It is some 50 miles of concrete highway. We pay for a single fighter with a half million bushels of wheat. We pay for a single destroyer with new homes that could have housed more than 8,000 people.

This, I repeat, is the best way of life to be found on the road the world has been taking.

This is not a way of life at all, in any true sense. Under the cloud of threatening war, it is humanity hanging from a cross of iron…This is one of those times in the affairs of nations when the gravest choices must be made, if there is to be a turning toward a just and lasting peace. It is a moment that calls upon the governments of the world to speak their intentions with simplicity and with honesty. It calls upon them to answer the questions that stirs the hearts of all sane men: is there no other way the world may live?

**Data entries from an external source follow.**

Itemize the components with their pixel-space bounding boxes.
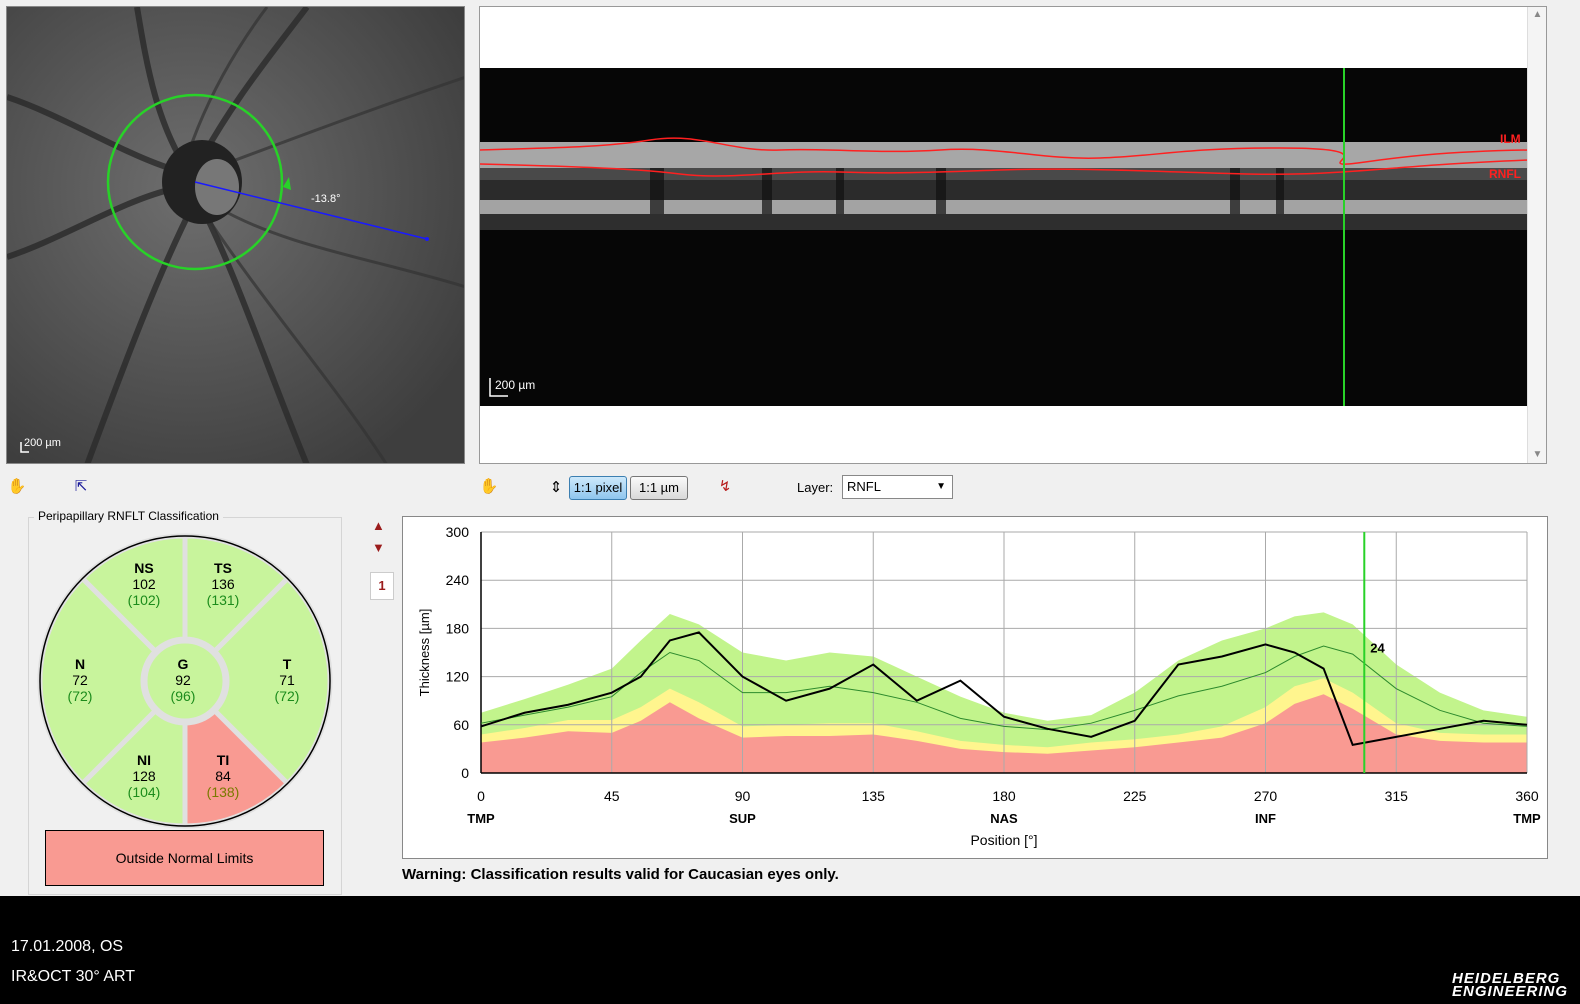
sector-value: 136 [211, 576, 235, 592]
angle-label: -13.8° [311, 193, 341, 205]
one-to-one-pixel-button[interactable]: 1:1 pixel [569, 476, 627, 500]
status-box: Outside Normal Limits [45, 830, 324, 886]
scroll-down-arrow-icon[interactable]: ▼ [1532, 449, 1543, 460]
sector-id: N [74, 656, 86, 672]
region-label: SUP [729, 811, 756, 826]
logo-line1: HEIDELBERG [1451, 970, 1561, 987]
x-tick-label: 90 [735, 788, 751, 804]
sector-normal: (72) [274, 688, 300, 704]
arrow-up-icon[interactable]: ▲ [372, 518, 385, 533]
bscan-image: ILM RNFL 200 µm [480, 68, 1529, 406]
logo-line2: ENGINEERING [1451, 983, 1568, 1000]
y-tick-label: 180 [446, 620, 470, 636]
sector-normal: (131) [206, 592, 240, 608]
x-tick-label: 360 [1515, 788, 1539, 804]
footer: 17.01.2008, OS IR&OCT 30° ART HEIDELBERG… [0, 896, 1580, 1004]
scroll-up-arrow-icon[interactable]: ▲ [1532, 9, 1543, 20]
x-tick-label: 45 [604, 788, 620, 804]
bscan-scale-label: 200 µm [495, 378, 536, 392]
layer-edit-icon[interactable]: ↯ [718, 478, 732, 495]
vertical-scrollbar[interactable]: ▲ ▼ [1527, 7, 1546, 463]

What strikes me about these words is that they could just as easily have been found in Pacem in Terris or Caritas in Veritate as in a speech by a man who spent his entire career in the military. What does it say about our nation today when we can always find a billion dollars here and a trillion dollars there to fight the latest war and buy the latest weapons systems, but cannot provide all of our citizens with health insurance because it is “too expensive”? What does it say about us when our fighter jets and cruise missiles are state-of-the-art and our inner-city schools are literally crumbling into pieces? What does it say about us when we spare no cost to train and equip a soldier, and then let him sleep in the streets when his tour of duty is up? If Eisenhower, a soldier all his life, could see the perverseness of such a priority system, then why can’t so many of us who claim to preach the Gospel of Jesus Christ?